Question

\(A \rightarrow \text{Product}\) (First order reaction). Three sets of experiments were performed for a reaction under similar experimental conditions: \[ \text{Run 1} \Rightarrow 100\ \text{mL of } 10\ \text{M solution of reactant } A \] \[ \text{Run 2} \Rightarrow 200\ \text{mL of } 10\ \text{M solution of reactant } A \] \[ \text{Run 3} \Rightarrow 100\ \text{mL of } 10\ \text{M solution of reactant } A + 100\ \text{mL of } H_2O \] The correct variation of rate of reaction is

• A. Run 3 \(<\) Run 1 \(=\) Run 2
• B. Run 1 \(=\) Run 2 \(=\) Run 3
• C. Run 1 \(<\) Run 2 \(<\) Run 3
• D. Run 3 \(<\) Run 1 \(<\) Run 2

Hint:

For first order reactions, rate depends only on concentration, not on volume directly.

Answer 1

The Correct Option is D

The given problem involves a first-order reaction where reactant \(A\) converts to a product. We have three different experimental setups to analyze:

1. Run 1: 100 mL of 10 M solution of reactant \(A\).
2. Run 2: 200 mL of 10 M solution of reactant \(A\).
3. Run 3: 100 mL of 10 M solution of reactant \(A\) + 100 mL of water.

Since this is a first-order reaction, the rate of reaction is directly proportional to the concentration of the reactant. The rate law expression for a first-order reaction can be written as:

\(\text{Rate} = k[A]\)

where \(k\) is the rate constant and \([A]\) is the concentration of reactant \(A\).

Let's analyze each run in terms of concentration and volume:

• Run 1: Concentration = 10 M. Rate of reaction depends on \([A] = 10 \, \text{M}\).
• Run 2: Since the amount of reactant is doubled but the concentration remains the same, the concentration is still 10 M. However, the total amount of reactant is higher.
• Run 3: The solution is diluted with 100 mL of water.

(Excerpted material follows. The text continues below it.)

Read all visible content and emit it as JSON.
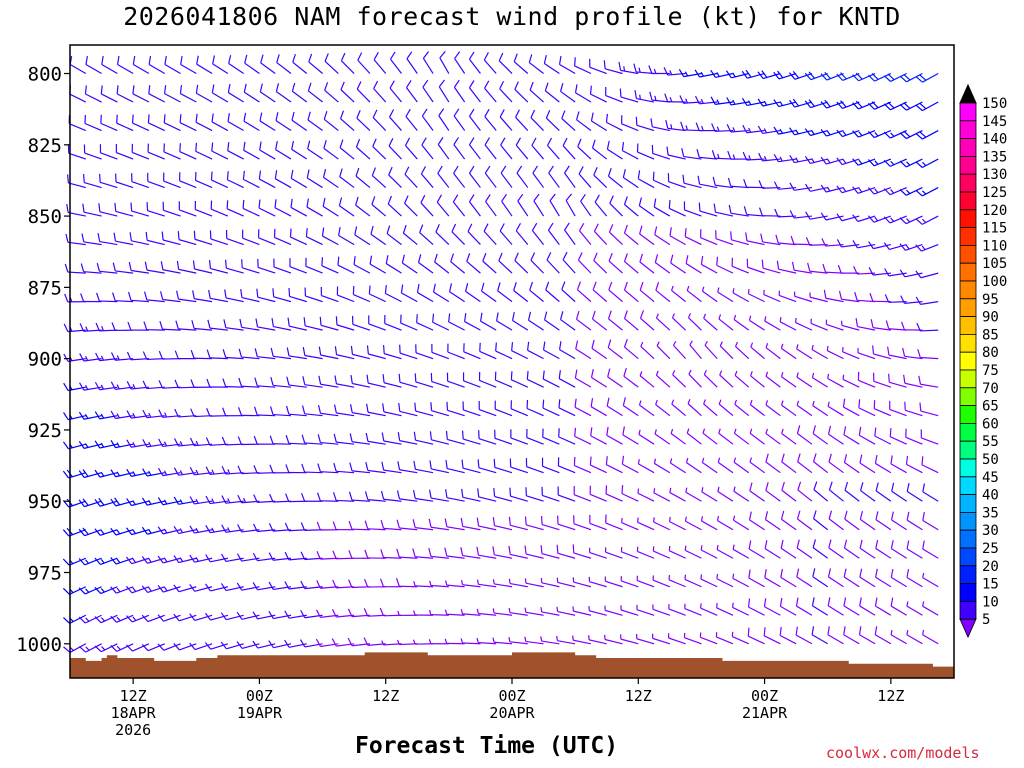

Therefore, the new concentration is:

\(\text{New concentration} = \frac{10 \times 100}{200} = 5 \, \text{M}\)

Based on the calculated concentrations, the rate of reactions can be compared as:

• Run 1: Rate is proportional to 10 M.
• Run 2: Rate is also proportional to 10 M, but the total amount of reactant is higher, hence higher rate.
• Run 3: Rate is proportional to 5 M due to dilution.

Thus, the rate of reaction should vary in the order:

Run 3 < Run 1 < Run 2

Hence, the correct option is: Run 3 < Run 1 < Run 2.